A common question is why not just NGINX instead of the custom proxy? The reason is the dynamic routing for the applications, e.g. URLs like https://jupyterlab-abcde1234.mydomain.com/some/path: each one has a lot of fairly complex requirements.

  • It must redirect to SSO if not authenticated, and redirect back to the URL once authenticated.
  • It must perform ip-filtering that is not applicable to the main application.
  • It must check that the current user is allowed to access the application, and show a forbidden page if not.
  • It must start the application if it’s not started.
  • It must show a starting page with countdown if it’s starting.
  • It must detect if an application has started, and route requests to it if it is.
  • It must route cookies from all responses back to the user. For JupyterLab, the first response contains cookies used in XSRF protection that are never resent in later requests.
  • It must show an error page if there is an error starting or connecting to the application.
  • It must allow a refresh of the error page to attempt to start the application again.
  • It must support WebSockets, without knowledge ahead of time which paths are used by WebSockets.
  • It must support streaming uploads and downloads.
  • Ideally, there would not be duplicate reponsibilities between the proxy and other parts of the system, e.g. the Django application.
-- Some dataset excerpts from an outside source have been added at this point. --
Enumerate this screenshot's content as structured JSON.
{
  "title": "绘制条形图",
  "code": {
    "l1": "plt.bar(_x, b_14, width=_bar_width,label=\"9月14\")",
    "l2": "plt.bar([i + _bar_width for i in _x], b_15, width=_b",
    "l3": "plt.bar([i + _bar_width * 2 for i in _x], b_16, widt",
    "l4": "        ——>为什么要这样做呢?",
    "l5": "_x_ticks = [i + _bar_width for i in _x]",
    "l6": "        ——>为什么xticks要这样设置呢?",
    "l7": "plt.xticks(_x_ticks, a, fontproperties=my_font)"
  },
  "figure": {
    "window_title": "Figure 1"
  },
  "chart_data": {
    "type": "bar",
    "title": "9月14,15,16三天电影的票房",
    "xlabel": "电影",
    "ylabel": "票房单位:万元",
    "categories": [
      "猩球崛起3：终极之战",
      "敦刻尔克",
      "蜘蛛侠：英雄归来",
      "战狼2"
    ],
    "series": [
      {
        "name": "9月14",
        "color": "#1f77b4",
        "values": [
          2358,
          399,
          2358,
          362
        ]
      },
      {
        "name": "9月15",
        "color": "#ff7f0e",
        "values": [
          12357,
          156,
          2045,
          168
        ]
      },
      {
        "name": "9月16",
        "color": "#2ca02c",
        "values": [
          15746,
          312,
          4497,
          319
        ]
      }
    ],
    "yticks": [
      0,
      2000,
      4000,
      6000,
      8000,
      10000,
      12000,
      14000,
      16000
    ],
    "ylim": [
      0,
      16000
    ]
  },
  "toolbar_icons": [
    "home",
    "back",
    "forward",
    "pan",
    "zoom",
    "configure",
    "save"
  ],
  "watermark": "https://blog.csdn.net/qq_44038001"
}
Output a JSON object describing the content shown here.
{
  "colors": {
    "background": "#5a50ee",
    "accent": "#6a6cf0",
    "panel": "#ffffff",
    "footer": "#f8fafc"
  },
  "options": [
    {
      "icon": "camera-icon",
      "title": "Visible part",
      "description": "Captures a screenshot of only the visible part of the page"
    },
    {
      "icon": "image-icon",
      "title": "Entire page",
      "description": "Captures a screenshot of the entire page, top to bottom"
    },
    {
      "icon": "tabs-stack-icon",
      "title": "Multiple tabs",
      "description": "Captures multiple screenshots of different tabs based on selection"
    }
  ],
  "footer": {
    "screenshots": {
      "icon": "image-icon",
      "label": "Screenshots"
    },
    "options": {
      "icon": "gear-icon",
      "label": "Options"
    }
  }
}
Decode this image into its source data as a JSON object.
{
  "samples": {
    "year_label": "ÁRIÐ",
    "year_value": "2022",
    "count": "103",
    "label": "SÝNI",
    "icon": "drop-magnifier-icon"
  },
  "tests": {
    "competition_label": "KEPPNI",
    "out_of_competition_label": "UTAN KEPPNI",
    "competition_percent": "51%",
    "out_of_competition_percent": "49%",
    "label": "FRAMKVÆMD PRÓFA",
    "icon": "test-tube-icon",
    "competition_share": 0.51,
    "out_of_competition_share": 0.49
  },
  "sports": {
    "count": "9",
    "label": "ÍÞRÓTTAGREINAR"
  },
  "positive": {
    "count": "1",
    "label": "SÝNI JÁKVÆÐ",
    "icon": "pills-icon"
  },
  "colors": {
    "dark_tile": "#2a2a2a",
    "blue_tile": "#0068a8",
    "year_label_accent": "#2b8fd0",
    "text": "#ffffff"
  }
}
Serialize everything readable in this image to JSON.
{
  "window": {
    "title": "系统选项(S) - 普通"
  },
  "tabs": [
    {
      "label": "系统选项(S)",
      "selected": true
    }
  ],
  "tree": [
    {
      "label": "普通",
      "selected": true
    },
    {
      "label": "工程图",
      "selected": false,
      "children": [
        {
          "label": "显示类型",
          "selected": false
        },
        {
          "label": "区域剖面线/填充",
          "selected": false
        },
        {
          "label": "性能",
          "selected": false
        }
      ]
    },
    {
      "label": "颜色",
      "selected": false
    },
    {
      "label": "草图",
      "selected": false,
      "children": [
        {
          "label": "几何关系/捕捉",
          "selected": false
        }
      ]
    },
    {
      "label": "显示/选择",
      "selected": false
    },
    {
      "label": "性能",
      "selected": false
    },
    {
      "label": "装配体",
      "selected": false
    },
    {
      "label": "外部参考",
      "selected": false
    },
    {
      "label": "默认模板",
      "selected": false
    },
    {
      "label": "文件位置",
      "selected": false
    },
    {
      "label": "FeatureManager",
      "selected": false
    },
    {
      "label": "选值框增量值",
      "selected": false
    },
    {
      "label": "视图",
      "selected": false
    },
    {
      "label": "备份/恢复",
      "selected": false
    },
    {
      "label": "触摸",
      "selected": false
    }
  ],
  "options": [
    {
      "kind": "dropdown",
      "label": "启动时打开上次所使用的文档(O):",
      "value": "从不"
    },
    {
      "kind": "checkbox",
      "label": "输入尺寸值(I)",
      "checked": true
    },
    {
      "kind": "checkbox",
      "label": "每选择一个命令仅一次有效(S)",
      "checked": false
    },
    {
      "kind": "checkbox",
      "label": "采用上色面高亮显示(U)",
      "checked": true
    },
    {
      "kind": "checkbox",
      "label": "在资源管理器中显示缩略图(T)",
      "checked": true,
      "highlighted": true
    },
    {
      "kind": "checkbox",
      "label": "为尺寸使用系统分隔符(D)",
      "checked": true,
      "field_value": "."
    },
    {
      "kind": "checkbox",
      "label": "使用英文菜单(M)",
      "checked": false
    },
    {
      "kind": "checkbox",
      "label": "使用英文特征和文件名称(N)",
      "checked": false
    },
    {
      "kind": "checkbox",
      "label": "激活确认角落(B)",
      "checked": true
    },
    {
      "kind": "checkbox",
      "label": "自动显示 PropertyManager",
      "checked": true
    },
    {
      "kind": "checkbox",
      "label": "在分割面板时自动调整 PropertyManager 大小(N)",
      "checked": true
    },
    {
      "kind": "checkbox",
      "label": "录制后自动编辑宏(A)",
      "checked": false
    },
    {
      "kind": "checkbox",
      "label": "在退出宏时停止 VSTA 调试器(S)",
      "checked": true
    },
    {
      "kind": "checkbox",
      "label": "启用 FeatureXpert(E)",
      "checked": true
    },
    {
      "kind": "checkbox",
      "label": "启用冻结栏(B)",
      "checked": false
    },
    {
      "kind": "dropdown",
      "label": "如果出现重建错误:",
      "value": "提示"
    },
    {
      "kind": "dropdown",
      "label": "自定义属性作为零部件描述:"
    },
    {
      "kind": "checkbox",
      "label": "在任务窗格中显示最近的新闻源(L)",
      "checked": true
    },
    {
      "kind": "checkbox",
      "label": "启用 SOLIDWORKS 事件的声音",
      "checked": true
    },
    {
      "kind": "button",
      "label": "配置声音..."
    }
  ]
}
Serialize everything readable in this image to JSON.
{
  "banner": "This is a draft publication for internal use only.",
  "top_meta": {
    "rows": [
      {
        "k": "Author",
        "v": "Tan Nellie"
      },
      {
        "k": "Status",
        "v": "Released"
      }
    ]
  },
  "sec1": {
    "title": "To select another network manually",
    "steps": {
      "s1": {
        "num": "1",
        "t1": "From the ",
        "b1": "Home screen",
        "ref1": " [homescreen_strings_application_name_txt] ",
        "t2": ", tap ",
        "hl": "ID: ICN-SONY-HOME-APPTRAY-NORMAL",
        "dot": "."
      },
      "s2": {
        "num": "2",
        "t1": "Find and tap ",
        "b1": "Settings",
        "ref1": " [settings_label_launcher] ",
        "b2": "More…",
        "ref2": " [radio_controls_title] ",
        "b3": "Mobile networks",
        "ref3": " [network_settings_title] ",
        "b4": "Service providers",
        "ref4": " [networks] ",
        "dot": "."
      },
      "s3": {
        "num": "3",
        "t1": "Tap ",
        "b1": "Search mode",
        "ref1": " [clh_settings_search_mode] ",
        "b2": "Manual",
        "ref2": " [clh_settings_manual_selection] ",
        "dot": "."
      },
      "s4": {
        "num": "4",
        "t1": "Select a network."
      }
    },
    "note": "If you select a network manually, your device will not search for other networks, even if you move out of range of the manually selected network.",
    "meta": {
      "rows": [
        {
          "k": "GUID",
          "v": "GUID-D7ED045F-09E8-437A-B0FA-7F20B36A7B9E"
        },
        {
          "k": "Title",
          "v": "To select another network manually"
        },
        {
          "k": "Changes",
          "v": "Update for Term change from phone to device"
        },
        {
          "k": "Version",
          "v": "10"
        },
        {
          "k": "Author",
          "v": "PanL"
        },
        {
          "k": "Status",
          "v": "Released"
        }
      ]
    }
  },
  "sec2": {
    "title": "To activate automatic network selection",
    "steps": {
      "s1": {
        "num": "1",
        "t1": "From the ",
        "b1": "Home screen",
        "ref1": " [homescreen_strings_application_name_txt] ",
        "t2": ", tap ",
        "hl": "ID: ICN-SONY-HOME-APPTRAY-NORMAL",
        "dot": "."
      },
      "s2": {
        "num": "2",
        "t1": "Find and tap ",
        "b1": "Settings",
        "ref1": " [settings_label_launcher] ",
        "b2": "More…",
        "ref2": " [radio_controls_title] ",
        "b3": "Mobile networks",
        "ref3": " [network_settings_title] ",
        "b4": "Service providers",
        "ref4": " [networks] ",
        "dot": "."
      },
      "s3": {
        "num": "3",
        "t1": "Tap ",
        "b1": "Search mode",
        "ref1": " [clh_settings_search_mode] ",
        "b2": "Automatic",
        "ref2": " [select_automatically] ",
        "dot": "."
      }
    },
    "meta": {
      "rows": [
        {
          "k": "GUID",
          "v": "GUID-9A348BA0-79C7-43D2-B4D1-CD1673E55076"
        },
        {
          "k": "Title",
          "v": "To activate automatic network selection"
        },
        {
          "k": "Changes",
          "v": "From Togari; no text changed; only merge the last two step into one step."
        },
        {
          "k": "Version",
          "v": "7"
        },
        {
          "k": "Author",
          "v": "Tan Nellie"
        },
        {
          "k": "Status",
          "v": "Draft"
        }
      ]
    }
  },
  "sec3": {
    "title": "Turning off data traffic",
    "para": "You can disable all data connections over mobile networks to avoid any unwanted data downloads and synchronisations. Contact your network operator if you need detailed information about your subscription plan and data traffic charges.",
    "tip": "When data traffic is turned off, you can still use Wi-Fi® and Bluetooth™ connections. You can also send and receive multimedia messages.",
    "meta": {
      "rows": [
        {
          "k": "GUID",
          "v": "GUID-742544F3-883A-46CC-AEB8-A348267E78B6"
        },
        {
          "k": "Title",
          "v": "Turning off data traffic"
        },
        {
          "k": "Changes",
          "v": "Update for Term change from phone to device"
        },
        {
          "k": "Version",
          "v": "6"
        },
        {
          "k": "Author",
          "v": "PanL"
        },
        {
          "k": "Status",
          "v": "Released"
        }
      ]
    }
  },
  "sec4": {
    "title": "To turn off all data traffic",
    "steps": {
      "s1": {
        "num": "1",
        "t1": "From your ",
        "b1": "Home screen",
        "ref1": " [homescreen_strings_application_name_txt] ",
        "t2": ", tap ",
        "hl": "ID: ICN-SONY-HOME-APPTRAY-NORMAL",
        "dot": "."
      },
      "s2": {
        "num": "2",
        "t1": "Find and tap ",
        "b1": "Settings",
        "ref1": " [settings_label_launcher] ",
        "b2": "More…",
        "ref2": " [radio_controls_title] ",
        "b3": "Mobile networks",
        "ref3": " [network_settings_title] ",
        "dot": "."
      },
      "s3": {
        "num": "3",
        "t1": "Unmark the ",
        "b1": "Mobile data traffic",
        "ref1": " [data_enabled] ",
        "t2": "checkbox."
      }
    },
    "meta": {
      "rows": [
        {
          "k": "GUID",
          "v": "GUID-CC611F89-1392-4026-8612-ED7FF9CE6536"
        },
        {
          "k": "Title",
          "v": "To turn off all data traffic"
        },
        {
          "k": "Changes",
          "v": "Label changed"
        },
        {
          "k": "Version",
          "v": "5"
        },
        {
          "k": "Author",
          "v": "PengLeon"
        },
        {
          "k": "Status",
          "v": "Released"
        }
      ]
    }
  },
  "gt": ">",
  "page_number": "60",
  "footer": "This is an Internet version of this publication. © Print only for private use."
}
While not impossible to leverage NGINX to move some code from the proxy, there would still need to be custom code, and NGINX would have to communicate via some mechanism to this custom code to achieve all of the above: extra HTTP or Redis requests, or maybe through a custom NGINX module. It is suspected that this will make things more complex rather than less, and increase the burden on the developer.

Decision

We will use a custom proxy for Data Workspace, rather than simply using NGINX.

Consequences

Positive

  • This will decrease the burden on the developer that would have been required by custom NGINX modules, extra HTTP or Redis requests, which all would still have required custom code.

  • Using the custom proxy allows for all of the complex requirements and dynamic routing of our applications over which we have absolute control.

Negative

  • Initial difficulty when onboarding new team members as they will need to understand these decisions and requirements.

  • There is an extra network hop compared to not having a proxy.